Based on this facility's data, families visiting should ask: "How do you ensure continuity of care given staff turnover, and what is your staff retention strategy?" "Can I visit during a mealtime to observe dining assistance and food quality?" "How do you handle medical emergencies, and what is your hospital transfer rate?" "Can I speak with family members of current residents about their experience?" These questions are particularly relevant given the facility's high staff turnover rate.

Is Lena Living Center Safe?

Based on CMS inspection data, LENA LIVING CENTER has a clean safety record: no substantiated abuse findings (meaning no confirmed cases of resident harm), no Immediate Jeopardy citations (the most serious violation level indicating risk of serious injury or death), and is not on the Special Focus Facility watch list (a federal program monitoring the lowest-performing 1% of nursing homes). The facility has a 4-star overall rating and ranks #1 of 100 nursing homes in Illinois. While no facility is perfect, families should still ask about staff-to-resident ratios and recent inspection results during their visit.

Do Nurses at Lena Living Center Stick Around?

Staff turnover at LENA LIVING CENTER is high. At 56%, the facility is 10 percentage points above the Illinois average of 46%. High turnover means new staff may not know residents' individual needs, medications, or preferences. It can also be disorienting for residents, especially those with dementia who rely on familiar faces. Families should ask: What is causing the turnover? What retention programs are in place?
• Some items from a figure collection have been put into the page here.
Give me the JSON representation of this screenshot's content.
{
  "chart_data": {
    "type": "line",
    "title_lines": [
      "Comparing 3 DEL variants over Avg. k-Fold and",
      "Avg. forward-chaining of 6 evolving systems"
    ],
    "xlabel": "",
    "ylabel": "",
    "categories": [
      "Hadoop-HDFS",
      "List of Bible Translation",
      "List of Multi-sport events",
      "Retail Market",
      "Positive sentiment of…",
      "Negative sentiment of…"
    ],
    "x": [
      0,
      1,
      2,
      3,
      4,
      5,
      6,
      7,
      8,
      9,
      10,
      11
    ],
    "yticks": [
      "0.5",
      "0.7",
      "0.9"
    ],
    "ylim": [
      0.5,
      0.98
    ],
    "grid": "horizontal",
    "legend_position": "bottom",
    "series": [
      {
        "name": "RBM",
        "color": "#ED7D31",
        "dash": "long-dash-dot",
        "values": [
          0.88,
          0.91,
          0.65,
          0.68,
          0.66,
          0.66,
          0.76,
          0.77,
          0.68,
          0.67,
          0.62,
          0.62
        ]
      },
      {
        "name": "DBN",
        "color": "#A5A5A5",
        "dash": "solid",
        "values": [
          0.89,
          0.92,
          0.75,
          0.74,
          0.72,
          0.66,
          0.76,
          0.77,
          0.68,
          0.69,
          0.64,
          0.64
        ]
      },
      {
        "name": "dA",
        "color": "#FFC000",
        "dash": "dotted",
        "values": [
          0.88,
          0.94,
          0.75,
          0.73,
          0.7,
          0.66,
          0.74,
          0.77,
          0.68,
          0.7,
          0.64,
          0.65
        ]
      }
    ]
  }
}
How do you ensure care continuity during staff transitions?

Was Lena Living Center Ever Fined?

LENA LIVING CENTER has been fined $90,772 across 1 penalty action. This is above the Illinois average of $33,987. Fines in this range indicate compliance issues significant enough for CMS to impose meaningful financial consequences. Common causes include delayed correction of deficiencies, repeat violations, or care failures affecting resident safety. Families should ask facility leadership what changes have been made since these penalties.

Is Lena Living Center on Any Federal Watch List?
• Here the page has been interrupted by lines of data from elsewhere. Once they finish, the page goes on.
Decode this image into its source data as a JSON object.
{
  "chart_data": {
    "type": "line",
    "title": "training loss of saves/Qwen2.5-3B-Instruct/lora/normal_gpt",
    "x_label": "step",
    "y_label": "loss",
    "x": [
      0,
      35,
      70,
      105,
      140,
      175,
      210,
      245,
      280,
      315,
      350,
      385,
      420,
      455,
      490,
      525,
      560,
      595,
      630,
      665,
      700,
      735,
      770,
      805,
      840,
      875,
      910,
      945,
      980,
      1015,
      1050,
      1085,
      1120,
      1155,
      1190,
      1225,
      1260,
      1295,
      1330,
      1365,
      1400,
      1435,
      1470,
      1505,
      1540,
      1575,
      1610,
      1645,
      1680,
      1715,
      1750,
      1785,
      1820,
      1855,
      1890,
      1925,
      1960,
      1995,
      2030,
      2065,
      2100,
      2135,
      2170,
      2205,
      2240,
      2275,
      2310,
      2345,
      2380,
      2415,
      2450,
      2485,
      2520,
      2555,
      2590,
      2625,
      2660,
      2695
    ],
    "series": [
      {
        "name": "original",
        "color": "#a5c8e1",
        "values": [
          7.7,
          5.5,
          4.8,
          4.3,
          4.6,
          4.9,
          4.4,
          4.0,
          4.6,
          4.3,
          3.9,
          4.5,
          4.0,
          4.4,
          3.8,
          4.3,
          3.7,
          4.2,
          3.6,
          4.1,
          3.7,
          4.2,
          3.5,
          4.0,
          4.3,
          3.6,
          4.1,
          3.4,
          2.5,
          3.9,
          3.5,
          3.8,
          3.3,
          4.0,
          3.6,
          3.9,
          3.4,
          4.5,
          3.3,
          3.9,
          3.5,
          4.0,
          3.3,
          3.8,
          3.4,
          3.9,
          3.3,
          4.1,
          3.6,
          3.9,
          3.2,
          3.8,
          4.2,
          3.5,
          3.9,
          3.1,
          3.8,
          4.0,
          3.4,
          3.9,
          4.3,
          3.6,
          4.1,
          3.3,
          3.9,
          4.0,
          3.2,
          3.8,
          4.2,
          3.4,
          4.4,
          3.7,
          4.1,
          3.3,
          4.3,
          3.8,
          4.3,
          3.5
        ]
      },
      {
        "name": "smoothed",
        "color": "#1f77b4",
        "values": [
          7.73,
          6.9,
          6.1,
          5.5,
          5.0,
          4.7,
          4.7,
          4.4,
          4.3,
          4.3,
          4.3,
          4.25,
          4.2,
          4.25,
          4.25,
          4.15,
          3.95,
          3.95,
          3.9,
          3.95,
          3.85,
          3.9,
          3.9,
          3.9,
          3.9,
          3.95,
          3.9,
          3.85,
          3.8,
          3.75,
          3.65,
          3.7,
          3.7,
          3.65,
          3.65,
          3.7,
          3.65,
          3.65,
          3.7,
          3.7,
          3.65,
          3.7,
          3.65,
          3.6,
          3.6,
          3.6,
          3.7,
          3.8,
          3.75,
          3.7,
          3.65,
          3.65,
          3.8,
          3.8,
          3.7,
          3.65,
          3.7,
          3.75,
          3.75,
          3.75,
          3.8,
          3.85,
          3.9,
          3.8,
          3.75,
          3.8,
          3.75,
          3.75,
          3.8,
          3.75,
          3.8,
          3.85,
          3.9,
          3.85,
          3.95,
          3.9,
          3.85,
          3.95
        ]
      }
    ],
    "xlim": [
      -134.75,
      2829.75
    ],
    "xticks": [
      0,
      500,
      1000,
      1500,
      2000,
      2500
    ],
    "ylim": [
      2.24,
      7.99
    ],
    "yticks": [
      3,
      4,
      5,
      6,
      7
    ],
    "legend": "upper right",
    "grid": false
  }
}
LENA LIVING CENTER is not on any federal watch list. The most significant is the Special Focus Facility (SFF) program, which identifies the bottom 1% of nursing homes nationally based on persistent, serious quality problems. Not being on this list means the facility has avoided the pattern of deficiencies that triggers enhanced federal oversight. This is a positive indicator, though families should still review the facility's inspection history directly.